Thereafter, he said, the suspect has to be identified; “if not, issue a warning shot if the suspect does not abide by the order.”

Col. Dennis called for collaboration among joint security officers from the two countries assigned at the border to protect the lives of their respective citizens from the outburst of the deadly Ebola virus.

But the county Superintendent, Imam Mohammed A. Paasewe, told the Daily Obsever on Monday in Sinje Town, Garwula District, that he ordered the joint security in the county to arrest and prosecute canoe and boat owners, who travel to Cape Mount in violation of the ban imposed by the administration. 

He said the action was advised by a recent report that some unknown persons had vandalized the Ebola suspected patients with holding center in the township of West Point in Monrovia.

According to him, the escaped of patients at the center to unknown destinations has created fear and serious concern among Cape Mountainous.

Superintendent Paasewe explained that mutual understanding and cordial relationship has existed between Cape Mount and West Point over the years due,  to both communities' involvement in fishing.

Notwithstanding, he said the administration, in collaboration with the County Health Team (CHT), has put in place measures to contain the spread of the deadly Ebola virus, adding that he does not want the process to be interrupted by anyone.

He appealed to citizens of the county to assist the joint security by reporting the movement of strange canoes and boats on the Atlantic Ocean and Lake Piso, the county’s giant lake, to avoid infiltration into the county by ‘unscrupulous’ persons. 

In a related development, The World Bank (WB) and the African Union (AU) have outlined four key areas that must form the focus of the emergency response to the Ebola outbreak in West Africa.

Those four areas are the rapid deployment of more health workers and laboratories; clinics and testing equipment; more effective communication in communities; and building stronger health systems.

The two institutions made the statement in a message signed by WB president Jim Yong Kim and AU Chairperson, Nkosazana Dlamini Zuma,  published in Liberian dailies on  Monday.

“Firstly, we must support health workers who are on  the front line in fighting this epidemic.
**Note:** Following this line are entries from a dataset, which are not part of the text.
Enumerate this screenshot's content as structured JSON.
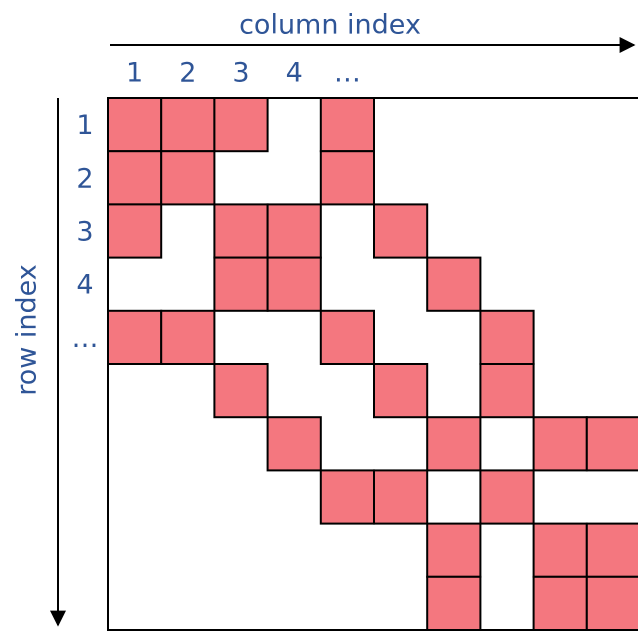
{
  "column_axis": {
    "label": "column index",
    "ticks": [
      "1",
      "2",
      "3",
      "4",
      "…"
    ]
  },
  "row_axis": {
    "label": "row index",
    "ticks": [
      "1",
      "2",
      "3",
      "4",
      "…"
    ]
  }
}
They have paid too great a price thus far with close to 100 workers having lost their lives attending to the sick,” they said.
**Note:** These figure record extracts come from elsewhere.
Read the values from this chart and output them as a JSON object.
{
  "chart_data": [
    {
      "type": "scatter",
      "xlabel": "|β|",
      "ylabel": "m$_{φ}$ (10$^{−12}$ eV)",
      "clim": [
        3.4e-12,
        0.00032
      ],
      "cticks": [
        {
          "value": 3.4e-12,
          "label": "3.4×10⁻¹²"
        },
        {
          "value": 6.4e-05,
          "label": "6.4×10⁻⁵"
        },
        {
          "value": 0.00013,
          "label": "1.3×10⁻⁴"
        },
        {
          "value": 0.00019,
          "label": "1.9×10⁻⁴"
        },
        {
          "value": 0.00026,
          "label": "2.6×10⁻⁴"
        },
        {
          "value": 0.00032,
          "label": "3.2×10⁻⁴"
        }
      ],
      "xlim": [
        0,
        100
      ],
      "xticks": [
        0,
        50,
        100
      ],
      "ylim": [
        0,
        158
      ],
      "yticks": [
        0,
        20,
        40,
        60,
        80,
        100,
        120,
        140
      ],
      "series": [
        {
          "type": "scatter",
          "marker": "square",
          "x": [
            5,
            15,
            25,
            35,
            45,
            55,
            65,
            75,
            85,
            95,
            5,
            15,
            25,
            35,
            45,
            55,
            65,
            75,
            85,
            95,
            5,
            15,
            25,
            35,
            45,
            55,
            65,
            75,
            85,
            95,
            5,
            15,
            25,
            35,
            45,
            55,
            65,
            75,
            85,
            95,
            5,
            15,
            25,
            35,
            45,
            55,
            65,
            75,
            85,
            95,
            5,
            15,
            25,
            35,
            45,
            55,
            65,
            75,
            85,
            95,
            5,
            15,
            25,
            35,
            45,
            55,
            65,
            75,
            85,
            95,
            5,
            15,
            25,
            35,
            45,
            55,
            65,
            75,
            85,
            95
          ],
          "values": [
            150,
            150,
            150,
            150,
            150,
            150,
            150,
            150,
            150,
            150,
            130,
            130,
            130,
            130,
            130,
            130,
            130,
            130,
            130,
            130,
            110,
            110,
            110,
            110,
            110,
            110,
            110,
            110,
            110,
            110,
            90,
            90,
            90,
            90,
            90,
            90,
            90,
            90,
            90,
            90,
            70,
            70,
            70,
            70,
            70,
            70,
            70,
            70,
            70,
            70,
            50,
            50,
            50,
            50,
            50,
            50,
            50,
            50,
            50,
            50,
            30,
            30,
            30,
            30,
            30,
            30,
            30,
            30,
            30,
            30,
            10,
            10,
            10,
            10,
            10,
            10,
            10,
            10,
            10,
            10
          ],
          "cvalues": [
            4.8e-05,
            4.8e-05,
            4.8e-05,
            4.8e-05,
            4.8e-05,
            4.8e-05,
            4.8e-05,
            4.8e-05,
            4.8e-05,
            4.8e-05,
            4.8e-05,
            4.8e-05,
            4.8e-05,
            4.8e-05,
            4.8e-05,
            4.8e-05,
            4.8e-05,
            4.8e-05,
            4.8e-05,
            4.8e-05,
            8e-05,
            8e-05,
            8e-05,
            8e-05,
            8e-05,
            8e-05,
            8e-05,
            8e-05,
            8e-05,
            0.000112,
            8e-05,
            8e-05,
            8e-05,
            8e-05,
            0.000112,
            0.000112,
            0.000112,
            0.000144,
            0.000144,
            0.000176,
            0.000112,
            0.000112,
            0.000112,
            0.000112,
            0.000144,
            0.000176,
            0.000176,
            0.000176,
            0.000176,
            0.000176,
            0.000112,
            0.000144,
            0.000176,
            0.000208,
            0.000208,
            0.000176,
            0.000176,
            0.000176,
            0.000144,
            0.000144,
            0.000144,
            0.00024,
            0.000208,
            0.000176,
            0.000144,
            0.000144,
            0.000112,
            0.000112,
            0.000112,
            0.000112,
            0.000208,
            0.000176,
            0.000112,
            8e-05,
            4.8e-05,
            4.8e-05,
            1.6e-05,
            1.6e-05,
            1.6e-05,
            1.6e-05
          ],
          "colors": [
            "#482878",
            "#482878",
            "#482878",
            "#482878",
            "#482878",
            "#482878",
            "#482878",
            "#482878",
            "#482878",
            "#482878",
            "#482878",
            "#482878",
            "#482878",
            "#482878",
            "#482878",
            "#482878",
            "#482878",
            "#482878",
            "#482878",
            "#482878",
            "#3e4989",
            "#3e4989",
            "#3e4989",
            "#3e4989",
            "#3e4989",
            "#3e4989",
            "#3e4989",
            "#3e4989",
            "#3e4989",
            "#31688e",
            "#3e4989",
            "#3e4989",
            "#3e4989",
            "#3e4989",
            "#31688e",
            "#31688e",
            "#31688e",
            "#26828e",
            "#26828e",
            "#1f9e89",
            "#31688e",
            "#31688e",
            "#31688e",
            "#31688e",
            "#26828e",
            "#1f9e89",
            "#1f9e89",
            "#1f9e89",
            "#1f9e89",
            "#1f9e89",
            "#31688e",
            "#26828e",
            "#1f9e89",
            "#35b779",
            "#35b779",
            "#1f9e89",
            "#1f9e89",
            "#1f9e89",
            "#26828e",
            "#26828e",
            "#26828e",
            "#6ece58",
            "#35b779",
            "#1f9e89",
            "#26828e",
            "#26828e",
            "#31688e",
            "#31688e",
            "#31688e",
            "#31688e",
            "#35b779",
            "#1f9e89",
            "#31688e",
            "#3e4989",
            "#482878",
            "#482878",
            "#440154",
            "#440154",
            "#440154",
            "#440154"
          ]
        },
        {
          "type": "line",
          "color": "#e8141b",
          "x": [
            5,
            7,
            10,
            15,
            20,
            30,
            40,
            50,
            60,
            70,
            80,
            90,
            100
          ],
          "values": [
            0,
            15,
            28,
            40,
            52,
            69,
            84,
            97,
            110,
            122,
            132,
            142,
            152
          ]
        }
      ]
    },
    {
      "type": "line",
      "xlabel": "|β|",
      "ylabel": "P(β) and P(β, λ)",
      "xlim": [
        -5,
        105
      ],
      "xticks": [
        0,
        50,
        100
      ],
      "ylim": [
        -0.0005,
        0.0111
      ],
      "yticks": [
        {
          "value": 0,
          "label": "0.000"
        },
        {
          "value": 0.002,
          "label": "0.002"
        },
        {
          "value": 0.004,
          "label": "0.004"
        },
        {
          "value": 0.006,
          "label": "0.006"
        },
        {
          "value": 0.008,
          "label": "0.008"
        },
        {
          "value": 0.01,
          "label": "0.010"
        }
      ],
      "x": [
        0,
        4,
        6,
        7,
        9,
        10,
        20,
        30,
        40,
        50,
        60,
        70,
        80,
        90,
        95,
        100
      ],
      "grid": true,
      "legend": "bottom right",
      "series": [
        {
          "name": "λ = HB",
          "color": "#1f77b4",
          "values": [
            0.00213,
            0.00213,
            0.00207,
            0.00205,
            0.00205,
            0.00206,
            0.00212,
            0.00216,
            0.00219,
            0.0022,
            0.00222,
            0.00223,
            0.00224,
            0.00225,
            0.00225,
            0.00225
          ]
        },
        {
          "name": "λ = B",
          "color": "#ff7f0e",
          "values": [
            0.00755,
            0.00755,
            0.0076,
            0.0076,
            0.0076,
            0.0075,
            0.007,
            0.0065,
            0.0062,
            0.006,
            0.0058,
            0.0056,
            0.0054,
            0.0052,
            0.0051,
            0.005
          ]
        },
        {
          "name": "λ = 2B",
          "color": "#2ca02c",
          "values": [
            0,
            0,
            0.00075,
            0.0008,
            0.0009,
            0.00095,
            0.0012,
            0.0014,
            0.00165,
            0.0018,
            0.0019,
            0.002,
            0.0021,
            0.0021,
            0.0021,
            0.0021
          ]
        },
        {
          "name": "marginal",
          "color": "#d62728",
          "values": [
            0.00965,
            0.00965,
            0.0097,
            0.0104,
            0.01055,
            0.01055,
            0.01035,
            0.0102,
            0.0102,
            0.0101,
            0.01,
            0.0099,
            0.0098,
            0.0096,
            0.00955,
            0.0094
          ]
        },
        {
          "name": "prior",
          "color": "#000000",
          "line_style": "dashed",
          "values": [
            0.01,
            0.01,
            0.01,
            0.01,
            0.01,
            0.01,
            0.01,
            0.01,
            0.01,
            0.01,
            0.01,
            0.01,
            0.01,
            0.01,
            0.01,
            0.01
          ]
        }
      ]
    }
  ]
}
The two leaders said there was a need to deliver proper protective equipment, provide access to necessary supplies, pay workers commensurate with their” heroic work” and make available high quality care should they fall ill.

The second pillar, the WB and AU said, requires the quick deployment of more health workers and to provide more mobile laboratories, clinics and rapid testing equipment.

Under the third approach, the two institutions said the affected countries – Liberia, Sierra Leone and Guinea – and their international partners need to communicate about Ebola much more effectively to communities.

The fourth focus, according to the WB and AU, is to build stronger health systems so that when another outbreak of an infectious disease occurs, the affected countries would be able to respond more effectively.

The two expressed confidence that the Ebola virus disease response plan, led by the affected countries and World Health Organization, can contain the outbreak and “in a matter of months, extinguish it.”